Showing posts with label developmental biology. Show all posts
Showing posts with label developmental biology. Show all posts

Saturday, January 4, 2025

Drilling Into the Transcriptional Core

Machine learning helps to tease out the patterns of DNA at promoters that initiate transcription.

One of the holy grails of molecular biology is the study of transcriptional initiation. While there are many levels of regulation in cells, the initiation of transcription is perhaps, of all of them, the most powerful. An organism's ability to keep the transcription of most genes off, and turn on genes that are needed to build particular tissues, and regulate others in response to other urgent needs, is the very soul of how multicellular organisms operate. The decision to transcribe a gene into its RNA message (mRNA) represents a large investment, as that transcript can last hours or more and during that time be translated into a great many protein copies. Additionally, this process identifies where, in the otherwise featureless landscape of genomic DNA, genes are located, which is another significant process, one that it took molecular biologists a long time to figure out.

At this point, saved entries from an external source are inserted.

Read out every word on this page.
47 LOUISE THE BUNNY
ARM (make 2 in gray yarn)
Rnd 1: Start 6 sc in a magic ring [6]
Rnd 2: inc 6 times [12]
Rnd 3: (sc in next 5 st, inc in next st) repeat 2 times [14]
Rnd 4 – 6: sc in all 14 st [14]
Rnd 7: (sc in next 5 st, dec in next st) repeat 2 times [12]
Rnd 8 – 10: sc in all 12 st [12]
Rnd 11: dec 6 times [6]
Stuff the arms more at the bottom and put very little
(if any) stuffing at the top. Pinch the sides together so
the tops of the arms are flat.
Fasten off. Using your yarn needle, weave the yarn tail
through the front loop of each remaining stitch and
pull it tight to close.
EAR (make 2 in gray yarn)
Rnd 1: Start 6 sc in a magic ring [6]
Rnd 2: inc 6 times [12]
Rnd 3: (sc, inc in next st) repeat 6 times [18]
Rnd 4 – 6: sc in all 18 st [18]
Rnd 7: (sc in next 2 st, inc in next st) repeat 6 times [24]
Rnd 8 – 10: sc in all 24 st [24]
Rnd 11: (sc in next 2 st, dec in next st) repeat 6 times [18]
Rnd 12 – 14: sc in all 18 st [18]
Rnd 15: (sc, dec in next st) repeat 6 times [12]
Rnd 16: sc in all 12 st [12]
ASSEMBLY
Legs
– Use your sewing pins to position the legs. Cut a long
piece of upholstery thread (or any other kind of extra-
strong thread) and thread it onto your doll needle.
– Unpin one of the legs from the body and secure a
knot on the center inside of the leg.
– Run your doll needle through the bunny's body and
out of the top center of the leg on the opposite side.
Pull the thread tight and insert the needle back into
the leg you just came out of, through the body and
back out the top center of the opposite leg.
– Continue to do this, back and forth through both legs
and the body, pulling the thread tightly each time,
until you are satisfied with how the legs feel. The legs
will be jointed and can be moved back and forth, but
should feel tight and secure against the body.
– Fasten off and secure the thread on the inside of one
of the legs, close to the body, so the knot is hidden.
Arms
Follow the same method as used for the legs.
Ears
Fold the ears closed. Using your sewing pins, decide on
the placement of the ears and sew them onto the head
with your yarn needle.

Control over transcription is generally divided into two conceptual and physical regions- enhancers and promoters. Enhancers are typically far from the start site of transcription, and are modules of DNA sequences that bind innumerable regulatory proteins which collectively tune, in fine and rough ways, initiation. Promoters, in contrast, are at the core and straddle the start site of transcription (TSS, for short). They feature a much more limited set of motifs in the DNA sequence. The promoter is the site where the proteins bound to the various enhancers converge and encourage the formation of a "preinitiation complex", which includes the RNA polymerase that actually carries out transcription, plus a lot of ancillary proteins. The RNA polymerase can not initiate on its own or find a promoter on its own. It requires direction by the regulatory proteins and their promoter targets before finding its proper landing place. So the study of promoter initiation and regulation has a very long history, as a critical part of the central flow of information in molecular biology, from DNA to protein.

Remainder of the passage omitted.